Antes, cuando estaba en Miami, me gustaba hacer algo que me recordara al pasado en esta fecha tan señalada. En 2005, por ejemplo, me fui y le saqué una foto a la primera casa donde vivimos al llegar a Miami. Lo que pensé que me iba a llevar un par de minutos acabó convirtiéndose en una tarde entera paseando sólo por mi antiguo barrio. Otro año visité mi colegio de la primaria. Todo parecía tan chiquito. También un año fui a tirarme en la hierba de Ponce de León Middle School, donde le dí mis primeras patadas a un balón en Miami.
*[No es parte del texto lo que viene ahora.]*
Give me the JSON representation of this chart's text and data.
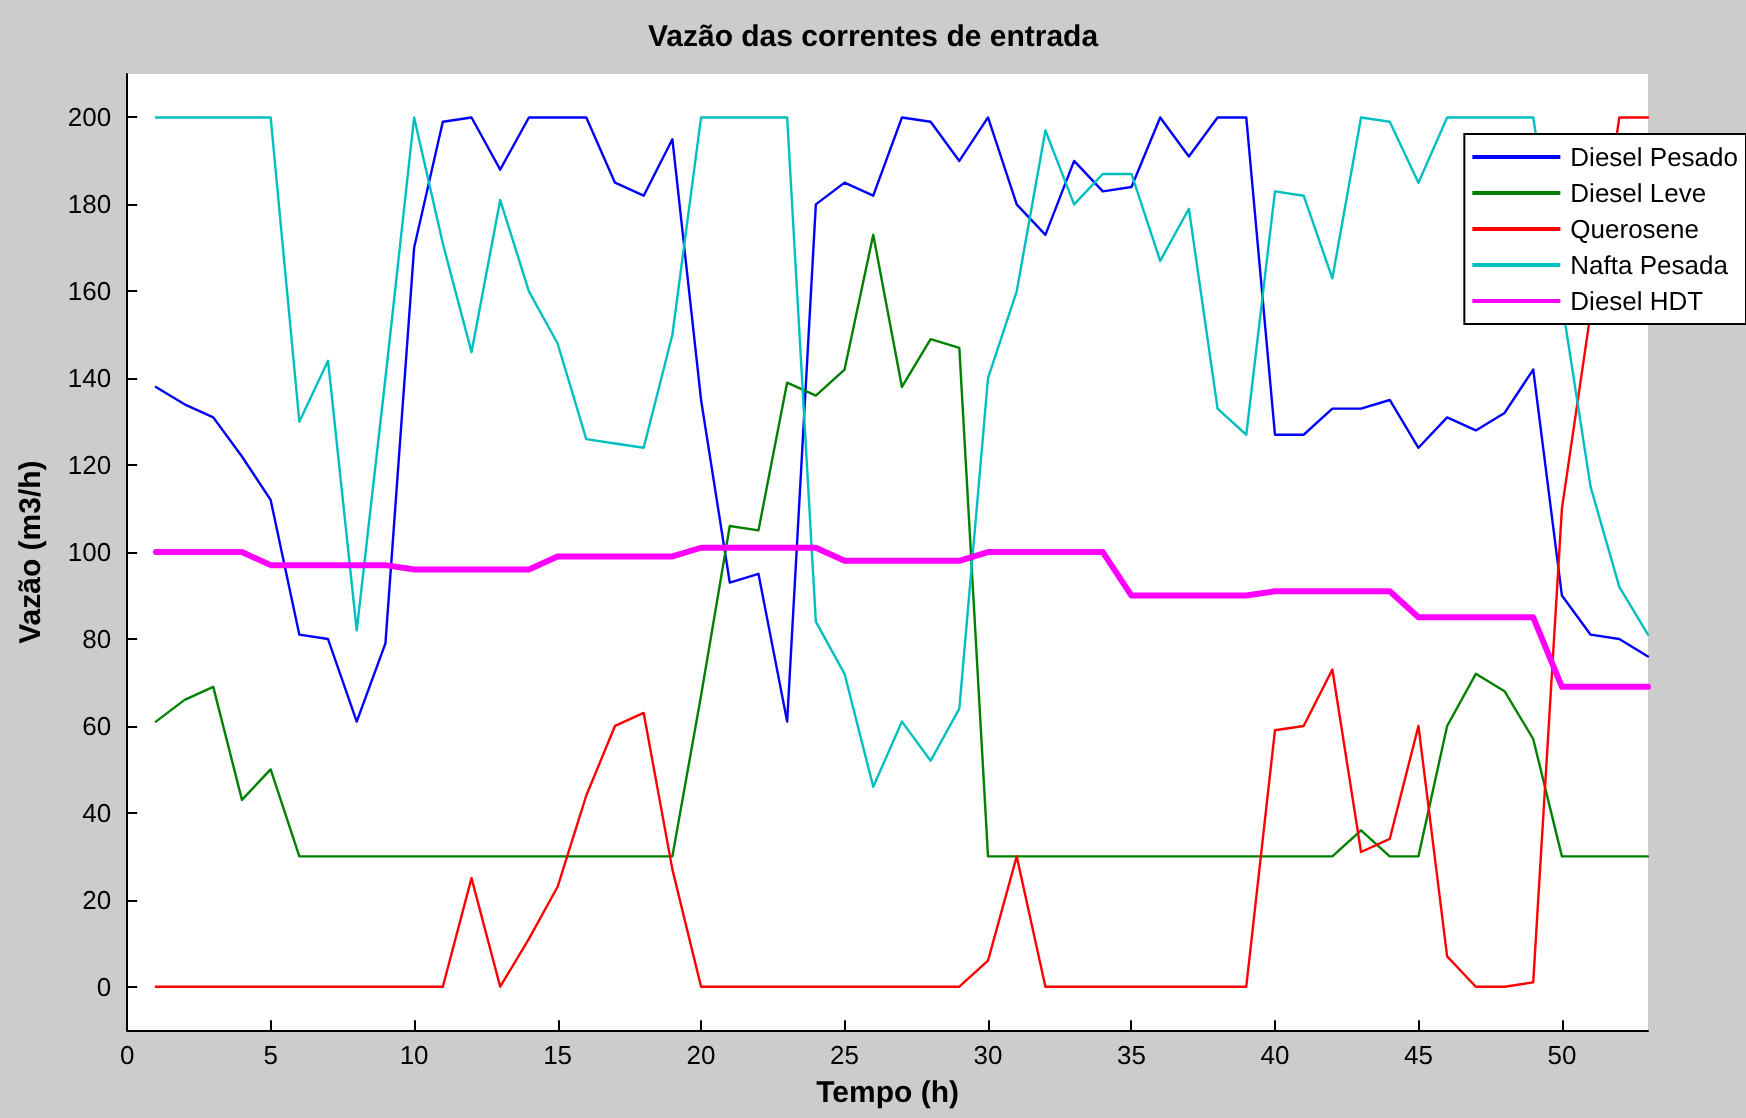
{
  "chart_data": {
    "type": "line",
    "title": "Vazão das correntes de entrada",
    "xlabel": "Tempo (h)",
    "ylabel": "Vazão (m3/h)",
    "x": [
      1,
      2,
      3,
      4,
      5,
      6,
      7,
      8,
      9,
      10,
      11,
      12,
      13,
      14,
      15,
      16,
      17,
      18,
      19,
      20,
      21,
      22,
      23,
      24,
      25,
      26,
      27,
      28,
      29,
      30,
      31,
      32,
      33,
      34,
      35,
      36,
      37,
      38,
      39,
      40,
      41,
      42,
      43,
      44,
      45,
      46,
      47,
      48,
      49,
      50,
      51,
      52,
      53
    ],
    "series": [
      {
        "name": "Diesel Pesado",
        "color": "#0000ff",
        "values": [
          138,
          134,
          131,
          122,
          112,
          81,
          80,
          61,
          79,
          170,
          199,
          200,
          188,
          200,
          200,
          200,
          185,
          182,
          195,
          135,
          93,
          95,
          61,
          180,
          185,
          182,
          200,
          199,
          190,
          200,
          180,
          173,
          190,
          183,
          184,
          200,
          191,
          200,
          200,
          127,
          127,
          133,
          133,
          135,
          124,
          131,
          128,
          132,
          142,
          90,
          81,
          80,
          76
        ]
      },
      {
        "name": "Diesel Leve",
        "color": "#008000",
        "values": [
          61,
          66,
          69,
          43,
          50,
          30,
          30,
          30,
          30,
          30,
          30,
          30,
          30,
          30,
          30,
          30,
          30,
          30,
          30,
          67,
          106,
          105,
          139,
          136,
          142,
          173,
          138,
          149,
          147,
          30,
          30,
          30,
          30,
          30,
          30,
          30,
          30,
          30,
          30,
          30,
          30,
          30,
          36,
          30,
          30,
          60,
          72,
          68,
          57,
          30,
          30,
          30,
          30
        ]
      },
      {
        "name": "Querosene",
        "color": "#ff0000",
        "values": [
          0,
          0,
          0,
          0,
          0,
          0,
          0,
          0,
          0,
          0,
          0,
          25,
          0,
          11,
          23,
          44,
          60,
          63,
          27,
          0,
          0,
          0,
          0,
          0,
          0,
          0,
          0,
          0,
          0,
          6,
          30,
          0,
          0,
          0,
          0,
          0,
          0,
          0,
          0,
          59,
          60,
          73,
          31,
          34,
          60,
          7,
          0,
          0,
          1,
          110,
          null,
          200,
          200
        ]
      },
      {
        "name": "Nafta Pesada",
        "color": "#00bfbf",
        "values": [
          200,
          200,
          200,
          200,
          200,
          130,
          144,
          82,
          140,
          200,
          171,
          146,
          181,
          160,
          148,
          126,
          125,
          124,
          150,
          200,
          200,
          200,
          200,
          84,
          72,
          46,
          61,
          52,
          64,
          140,
          160,
          197,
          180,
          187,
          187,
          167,
          179,
          133,
          127,
          183,
          182,
          163,
          200,
          199,
          185,
          200,
          200,
          200,
          200,
          null,
          115,
          92,
          81
        ]
      },
      {
        "name": "Diesel HDT",
        "color": "#ff00ff",
        "values": [
          100,
          100,
          100,
          100,
          97,
          97,
          97,
          97,
          97,
          96,
          96,
          96,
          96,
          96,
          99,
          99,
          99,
          99,
          99,
          101,
          101,
          101,
          101,
          101,
          98,
          98,
          98,
          98,
          98,
          100,
          100,
          100,
          100,
          100,
          90,
          90,
          90,
          90,
          90,
          91,
          91,
          91,
          91,
          91,
          85,
          85,
          85,
          85,
          85,
          69,
          69,
          69,
          69
        ]
      }
    ],
    "xlim": [
      0,
      53
    ],
    "xticks": [
      0,
      5,
      10,
      15,
      20,
      25,
      30,
      35,
      40,
      45,
      50
    ],
    "ylim": [
      -10,
      210
    ],
    "yticks": [
      0,
      20,
      40,
      60,
      80,
      100,
      120,
      140,
      160,
      180,
      200
    ],
    "grid": false,
    "legend": "top right",
    "marker": "none",
    "line_style": "solid"
  }
}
El año pasado, por ejemplo, no hubo gran celebración. Estaba pasando por los peores momentos de mi vida, tras cortar con mi novia, tener que mudarme de casa, y el fallecimiento de mi abuelo. Fue una pena. Hoy es un día bonito, para celebrar, y aunque el año pasado lo pasé sufriendo, creo que este será diferente.
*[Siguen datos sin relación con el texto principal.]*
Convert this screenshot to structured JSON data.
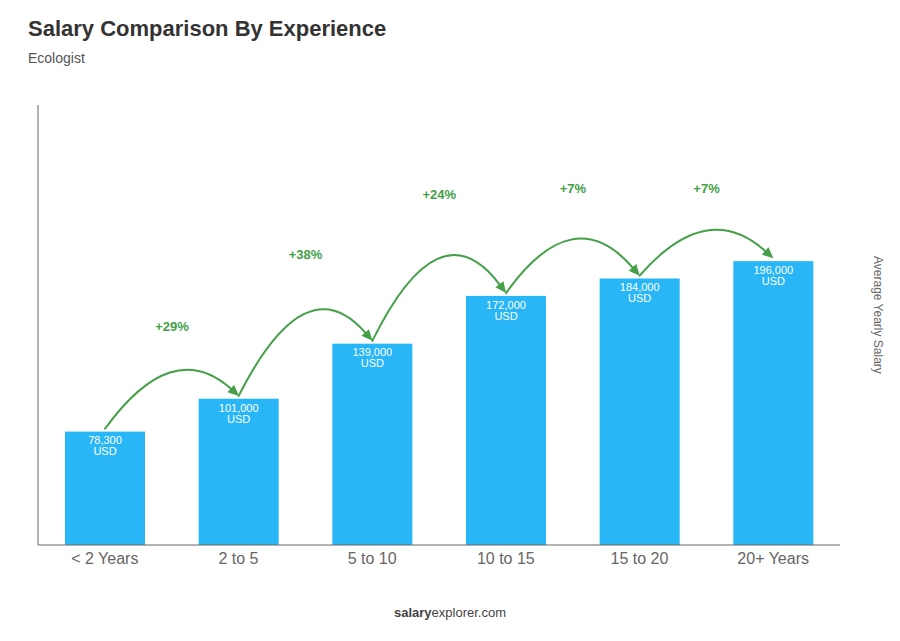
{
  "chart_data": {
    "type": "bar",
    "title": "Salary Comparison By Experience",
    "subtitle": "Ecologist",
    "ylabel": "Average Yearly Salary",
    "footer": [
      "salary",
      "explorer.com"
    ],
    "categories": [
      "< 2 Years",
      "2 to 5",
      "5 to 10",
      "10 to 15",
      "15 to 20",
      "20+ Years"
    ],
    "values": [
      78300,
      101000,
      139000,
      172000,
      184000,
      196000
    ],
    "value_labels": [
      "78,300 USD",
      "101,000 USD",
      "139,000 USD",
      "172,000 USD",
      "184,000 USD",
      "196,000 USD"
    ],
    "data_labels": true,
    "color": "#29b6f6",
    "ylim": [
      0,
      303800
    ],
    "tick_labels": "x",
    "grid": false,
    "annotations": [
      {
        "text": "+29%",
        "color": "#43a047"
      },
      {
        "text": "+38%",
        "color": "#43a047"
      },
      {
        "text": "+24%",
        "color": "#43a047"
      },
      {
        "text": "+7%",
        "color": "#43a047"
      },
      {
        "text": "+7%",
        "color": "#43a047"
      }
    ]
  }
}
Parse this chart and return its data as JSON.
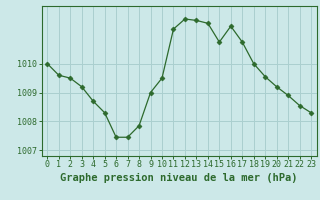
{
  "x": [
    0,
    1,
    2,
    3,
    4,
    5,
    6,
    7,
    8,
    9,
    10,
    11,
    12,
    13,
    14,
    15,
    16,
    17,
    18,
    19,
    20,
    21,
    22,
    23
  ],
  "y": [
    1010.0,
    1009.6,
    1009.5,
    1009.2,
    1008.7,
    1008.3,
    1007.45,
    1007.45,
    1007.85,
    1009.0,
    1009.5,
    1011.2,
    1011.55,
    1011.5,
    1011.4,
    1010.75,
    1011.3,
    1010.75,
    1010.0,
    1009.55,
    1009.2,
    1008.9,
    1008.55,
    1008.3
  ],
  "line_color": "#2d6a2d",
  "marker": "D",
  "marker_size": 2.5,
  "bg_color": "#cce8e8",
  "grid_color": "#aacfcf",
  "title": "Graphe pression niveau de la mer (hPa)",
  "ylim": [
    1006.8,
    1012.0
  ],
  "yticks": [
    1007,
    1008,
    1009,
    1010
  ],
  "xtick_labels": [
    "0",
    "1",
    "2",
    "3",
    "4",
    "5",
    "6",
    "7",
    "8",
    "9",
    "10",
    "11",
    "12",
    "13",
    "14",
    "15",
    "16",
    "17",
    "18",
    "19",
    "20",
    "21",
    "22",
    "23"
  ],
  "title_fontsize": 7.5,
  "tick_fontsize": 6.0,
  "text_color": "#2d6a2d",
  "spine_color": "#2d6a2d"
}
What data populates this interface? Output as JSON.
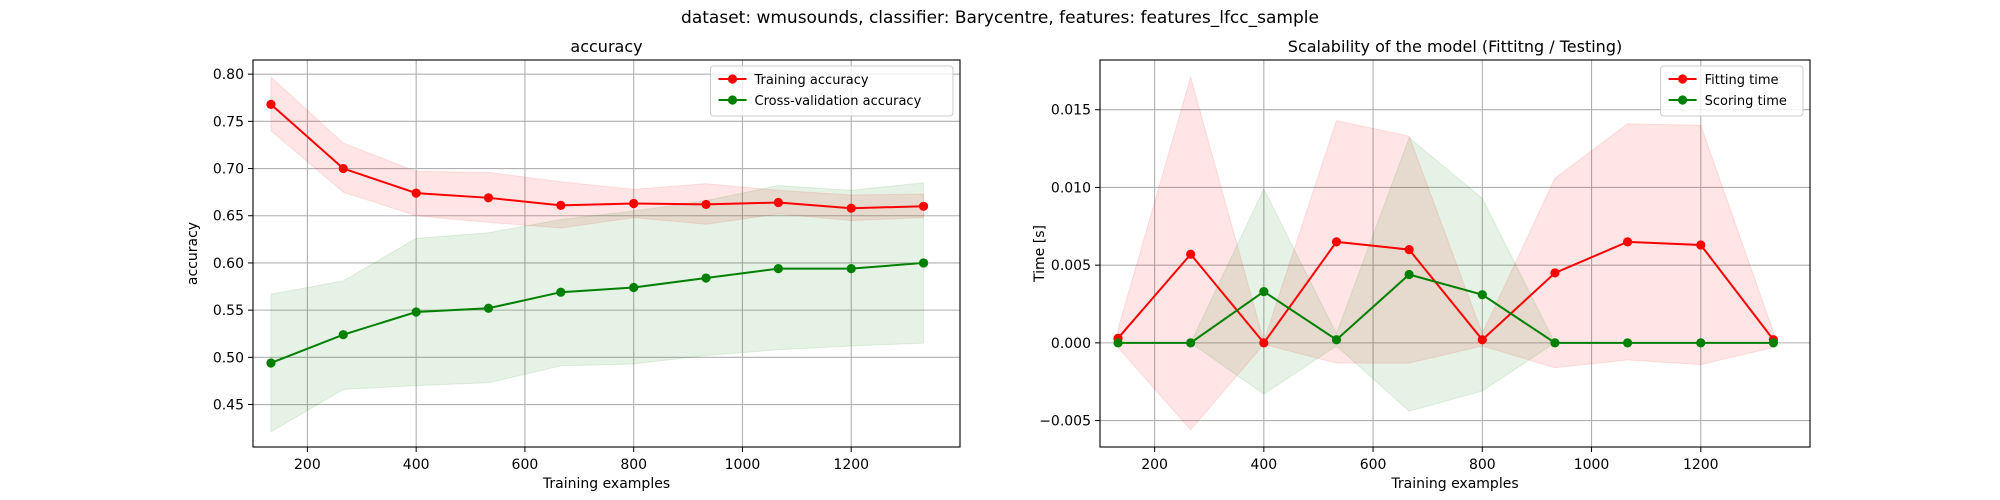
{
  "figure": {
    "suptitle": "dataset: wmusounds, classifier: Barycentre, features: features_lfcc_sample"
  },
  "chart_data": [
    {
      "type": "line",
      "title": "accuracy",
      "xlabel": "Training examples",
      "ylabel": "accuracy",
      "xlim": [
        100,
        1400
      ],
      "ylim": [
        0.405,
        0.815
      ],
      "xticks": [
        200,
        400,
        600,
        800,
        1000,
        1200
      ],
      "yticks": [
        0.45,
        0.5,
        0.55,
        0.6,
        0.65,
        0.7,
        0.75,
        0.8
      ],
      "ytick_format": 2,
      "grid": true,
      "legend_position": "top-right",
      "x": [
        133,
        266,
        400,
        533,
        666,
        800,
        933,
        1066,
        1200,
        1333
      ],
      "series": [
        {
          "name": "Training accuracy",
          "color": "#ff0000",
          "values": [
            0.768,
            0.7,
            0.674,
            0.669,
            0.661,
            0.663,
            0.662,
            0.664,
            0.658,
            0.66
          ],
          "band_lower": [
            0.74,
            0.675,
            0.65,
            0.643,
            0.637,
            0.648,
            0.641,
            0.652,
            0.645,
            0.648
          ],
          "band_upper": [
            0.797,
            0.727,
            0.697,
            0.696,
            0.686,
            0.678,
            0.684,
            0.677,
            0.672,
            0.673
          ]
        },
        {
          "name": "Cross-validation accuracy",
          "color": "#008000",
          "values": [
            0.494,
            0.524,
            0.548,
            0.552,
            0.569,
            0.574,
            0.584,
            0.594,
            0.594,
            0.6
          ],
          "band_lower": [
            0.421,
            0.466,
            0.47,
            0.473,
            0.491,
            0.493,
            0.502,
            0.508,
            0.512,
            0.515
          ],
          "band_upper": [
            0.567,
            0.581,
            0.626,
            0.632,
            0.646,
            0.655,
            0.666,
            0.682,
            0.677,
            0.685
          ]
        }
      ]
    },
    {
      "type": "line",
      "title": "Scalability of the model (Fittitng / Testing)",
      "xlabel": "Training examples",
      "ylabel": "Time [s]",
      "xlim": [
        100,
        1400
      ],
      "ylim": [
        -0.0067,
        0.0182
      ],
      "xticks": [
        200,
        400,
        600,
        800,
        1000,
        1200
      ],
      "yticks": [
        -0.005,
        0.0,
        0.005,
        0.01,
        0.015
      ],
      "ytick_format": 3,
      "grid": true,
      "legend_position": "top-right",
      "x": [
        133,
        266,
        400,
        533,
        666,
        800,
        933,
        1066,
        1200,
        1333
      ],
      "series": [
        {
          "name": "Fitting time",
          "color": "#ff0000",
          "values": [
            0.0003,
            0.0057,
            0.0,
            0.0065,
            0.006,
            0.0002,
            0.0045,
            0.0065,
            0.0063,
            0.0002
          ],
          "band_lower": [
            -0.0003,
            -0.0056,
            -0.0001,
            -0.0013,
            -0.0013,
            -0.0002,
            -0.0016,
            -0.0011,
            -0.0014,
            -0.0003
          ],
          "band_upper": [
            0.0009,
            0.0171,
            0.0001,
            0.0143,
            0.0133,
            0.0006,
            0.0106,
            0.0141,
            0.014,
            0.0007
          ]
        },
        {
          "name": "Scoring time",
          "color": "#008000",
          "values": [
            0.0,
            0.0,
            0.0033,
            0.0002,
            0.0044,
            0.0031,
            0.0,
            0.0,
            0.0,
            0.0
          ],
          "band_lower": [
            0.0,
            0.0,
            -0.0033,
            -0.0002,
            -0.0044,
            -0.0031,
            0.0,
            0.0,
            0.0,
            0.0
          ],
          "band_upper": [
            0.0,
            0.0,
            0.0099,
            0.0006,
            0.0132,
            0.0093,
            0.0,
            0.0,
            0.0,
            0.0
          ]
        }
      ]
    }
  ]
}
No sé todavía muy bien que voy a hacer, pero como seguro hará una bonita tarde de sol, qué mejor plan que agarrar mi nueva bicicleta y viajar en el tiempo hasta llegar a Austin St. y la 67 Ave. de Forest Hills. Quizás, si llego a tiempo, igual me alcanza para comerme un sandwhich de pastrami en la cafetería de mi amigo Rubén, y si no me comeré unos Eggs Benedict en el que hace un año solamente fue “nuestro” diner.

No importa que ande medio renqueante de mi lesión en el pecho (quizás sólo sea otro corazón roto); era para un día como hoy que me guardaba una tarde de sol, sin duda.